Friday, April 21, 2006

What's left of your heart?




I wish i knew how to rest. I used to. I used to be able to sit down for hours on end, reading and imaginging myself in another world. The phone would ring and i wouldn't even know it. The book went with me for lunch and dinner. My reading time was my resting time where i could let go and simply be. I used to lay on the bed, swept away in daydreams where there was always someone who loved me- daydreams that involved hugs, cuddles and kisses. I would lie there with my eyes closed and feel a little piece of my heart crack as i remembered that there was no one to hold on to. I gave in to my emotions and let everything be. I used to sit in front of the telly and be enveloped in everyone else's life, hour after hour. There was no thinking invloved. I would fall asleep while Frasier was on, wake up an hour later and be mad at myself for yet another ending that went unknown.

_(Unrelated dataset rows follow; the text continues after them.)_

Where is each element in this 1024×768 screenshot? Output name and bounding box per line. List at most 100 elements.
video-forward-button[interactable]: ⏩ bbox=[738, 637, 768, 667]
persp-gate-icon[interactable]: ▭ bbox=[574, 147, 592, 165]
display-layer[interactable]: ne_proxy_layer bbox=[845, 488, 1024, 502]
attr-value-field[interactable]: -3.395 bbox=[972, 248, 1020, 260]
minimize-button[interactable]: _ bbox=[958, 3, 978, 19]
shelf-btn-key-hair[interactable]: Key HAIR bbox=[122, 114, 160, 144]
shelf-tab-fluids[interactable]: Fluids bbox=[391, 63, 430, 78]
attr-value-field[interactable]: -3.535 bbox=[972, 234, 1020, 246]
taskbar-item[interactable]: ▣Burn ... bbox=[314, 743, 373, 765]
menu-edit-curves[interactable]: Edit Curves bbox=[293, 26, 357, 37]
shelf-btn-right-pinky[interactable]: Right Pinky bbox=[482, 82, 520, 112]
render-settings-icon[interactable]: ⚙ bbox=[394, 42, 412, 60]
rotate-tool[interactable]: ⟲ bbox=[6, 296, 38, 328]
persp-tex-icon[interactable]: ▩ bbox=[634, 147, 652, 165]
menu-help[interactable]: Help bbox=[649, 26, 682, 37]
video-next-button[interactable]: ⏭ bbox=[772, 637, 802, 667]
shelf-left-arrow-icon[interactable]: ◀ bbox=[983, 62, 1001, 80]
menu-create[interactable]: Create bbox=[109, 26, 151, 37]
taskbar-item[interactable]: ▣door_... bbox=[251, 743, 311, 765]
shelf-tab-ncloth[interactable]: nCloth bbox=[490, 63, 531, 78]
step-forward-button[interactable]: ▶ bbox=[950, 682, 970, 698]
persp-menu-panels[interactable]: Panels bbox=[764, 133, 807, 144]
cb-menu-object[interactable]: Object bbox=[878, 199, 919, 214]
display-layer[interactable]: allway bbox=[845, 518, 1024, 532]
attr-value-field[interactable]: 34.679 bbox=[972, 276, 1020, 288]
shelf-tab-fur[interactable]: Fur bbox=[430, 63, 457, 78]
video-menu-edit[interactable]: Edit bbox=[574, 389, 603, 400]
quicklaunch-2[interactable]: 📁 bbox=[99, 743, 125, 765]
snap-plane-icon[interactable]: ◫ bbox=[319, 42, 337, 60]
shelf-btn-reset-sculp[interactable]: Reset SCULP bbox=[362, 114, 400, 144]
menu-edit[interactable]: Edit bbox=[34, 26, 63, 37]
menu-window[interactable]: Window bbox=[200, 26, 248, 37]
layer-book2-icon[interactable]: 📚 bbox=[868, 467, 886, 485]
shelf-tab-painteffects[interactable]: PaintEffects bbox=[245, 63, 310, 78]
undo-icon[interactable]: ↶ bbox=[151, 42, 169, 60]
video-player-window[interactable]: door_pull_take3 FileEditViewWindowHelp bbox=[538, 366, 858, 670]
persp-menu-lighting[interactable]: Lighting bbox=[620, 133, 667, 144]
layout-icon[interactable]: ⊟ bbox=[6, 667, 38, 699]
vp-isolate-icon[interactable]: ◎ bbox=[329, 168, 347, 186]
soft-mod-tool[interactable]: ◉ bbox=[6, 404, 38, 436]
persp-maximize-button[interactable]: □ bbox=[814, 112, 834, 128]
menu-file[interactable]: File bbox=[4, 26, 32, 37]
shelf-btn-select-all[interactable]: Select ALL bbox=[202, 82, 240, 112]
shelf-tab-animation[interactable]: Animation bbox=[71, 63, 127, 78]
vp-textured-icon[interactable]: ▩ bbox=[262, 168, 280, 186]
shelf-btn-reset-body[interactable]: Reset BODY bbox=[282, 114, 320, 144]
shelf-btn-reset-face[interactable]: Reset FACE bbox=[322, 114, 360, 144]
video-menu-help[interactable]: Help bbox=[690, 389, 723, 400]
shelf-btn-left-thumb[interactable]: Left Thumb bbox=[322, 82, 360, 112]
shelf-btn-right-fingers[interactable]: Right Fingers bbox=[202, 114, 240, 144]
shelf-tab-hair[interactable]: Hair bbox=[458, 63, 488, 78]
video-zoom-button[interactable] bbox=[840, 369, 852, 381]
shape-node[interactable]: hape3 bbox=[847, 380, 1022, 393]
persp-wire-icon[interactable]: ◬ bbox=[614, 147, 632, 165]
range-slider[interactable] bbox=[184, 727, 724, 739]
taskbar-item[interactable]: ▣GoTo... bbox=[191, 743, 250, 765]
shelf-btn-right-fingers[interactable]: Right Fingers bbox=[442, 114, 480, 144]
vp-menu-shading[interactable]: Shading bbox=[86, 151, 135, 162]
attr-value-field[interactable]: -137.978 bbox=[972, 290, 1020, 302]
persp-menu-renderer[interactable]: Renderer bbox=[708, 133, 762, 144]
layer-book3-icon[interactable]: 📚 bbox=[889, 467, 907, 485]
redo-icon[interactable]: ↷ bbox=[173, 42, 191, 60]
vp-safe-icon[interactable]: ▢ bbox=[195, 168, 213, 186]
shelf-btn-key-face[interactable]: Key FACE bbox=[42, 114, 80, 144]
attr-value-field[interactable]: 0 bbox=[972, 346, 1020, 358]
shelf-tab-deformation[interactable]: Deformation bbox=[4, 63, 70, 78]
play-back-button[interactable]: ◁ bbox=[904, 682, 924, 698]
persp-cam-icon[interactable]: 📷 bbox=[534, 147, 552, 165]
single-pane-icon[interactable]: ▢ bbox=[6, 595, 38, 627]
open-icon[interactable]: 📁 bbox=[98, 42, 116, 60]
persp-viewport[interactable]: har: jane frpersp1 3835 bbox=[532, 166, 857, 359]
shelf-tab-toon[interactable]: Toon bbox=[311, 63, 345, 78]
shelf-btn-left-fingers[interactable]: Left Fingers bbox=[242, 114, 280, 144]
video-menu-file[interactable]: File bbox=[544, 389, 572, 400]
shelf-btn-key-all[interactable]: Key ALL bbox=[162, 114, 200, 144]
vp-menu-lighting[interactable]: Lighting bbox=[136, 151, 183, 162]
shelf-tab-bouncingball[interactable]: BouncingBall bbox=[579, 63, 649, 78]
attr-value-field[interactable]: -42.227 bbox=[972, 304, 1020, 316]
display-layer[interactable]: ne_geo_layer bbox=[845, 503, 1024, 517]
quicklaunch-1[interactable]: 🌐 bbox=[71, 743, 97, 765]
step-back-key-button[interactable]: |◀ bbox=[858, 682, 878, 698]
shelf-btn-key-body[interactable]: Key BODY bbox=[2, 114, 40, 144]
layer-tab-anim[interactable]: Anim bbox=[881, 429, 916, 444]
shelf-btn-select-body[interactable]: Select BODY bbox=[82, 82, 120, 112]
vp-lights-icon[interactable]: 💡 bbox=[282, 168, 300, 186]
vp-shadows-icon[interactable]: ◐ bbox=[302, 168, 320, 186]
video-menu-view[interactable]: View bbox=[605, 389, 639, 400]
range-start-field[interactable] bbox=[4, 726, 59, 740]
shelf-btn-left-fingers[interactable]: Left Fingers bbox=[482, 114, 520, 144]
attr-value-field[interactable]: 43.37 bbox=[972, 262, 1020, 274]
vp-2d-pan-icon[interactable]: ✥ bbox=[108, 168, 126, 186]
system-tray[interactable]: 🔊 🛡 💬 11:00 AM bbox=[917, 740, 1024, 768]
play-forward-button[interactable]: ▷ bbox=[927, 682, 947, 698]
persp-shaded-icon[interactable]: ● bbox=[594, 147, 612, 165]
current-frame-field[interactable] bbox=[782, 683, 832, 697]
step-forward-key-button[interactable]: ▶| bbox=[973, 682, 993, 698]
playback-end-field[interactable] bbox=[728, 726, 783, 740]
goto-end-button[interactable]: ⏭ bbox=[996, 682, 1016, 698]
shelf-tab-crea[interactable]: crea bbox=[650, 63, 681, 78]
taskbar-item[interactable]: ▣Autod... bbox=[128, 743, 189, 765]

Now, i have a life that is everything i have ever dreamed of but in the process of transitioning, i have forgotten what rest means. It takes me months to finish a novel because reading has become a luxury i cannot afford. I can barely make myself sit through anything on television that's more than 30 minutes long. No more cross-stitching. No more walks and runs that are done for the pure pleasure of feeling my legs move. No more anything that quiets my soul and lets my body and spirit heal.

I want to learn again.

Today, as i sit here writing this, Chris Tomlin's Indescribable comes on the radio and the wind that sweeps through my room is coolish and pleasant. For just one moment, i am resting in rightness. Not thinking about the past or worrying about the furture, which i seem to be doing a lot of recently. Just resting. I think about lunch with Jon, where i don't have to think or do anything but just sit and be held. One hour of pure bliss in the sunshine.

Then i see the mountainload of work on my table, think about the ten million things i have to do in the next month, start worrying about job applications and whether an hour is enough to prepare dinner tonight, about the drive tomorrow and oh, just about everything else. I realise my rest is over.

But maybe it starts with one moment. Two minutes of rightness. Thirty minutes of head on shoulder. And then maybe, one day i will find myself curled up on a couch, completley enamoured by a book, with no regard for time.
Seven hours of fiction. Seven hours of resting.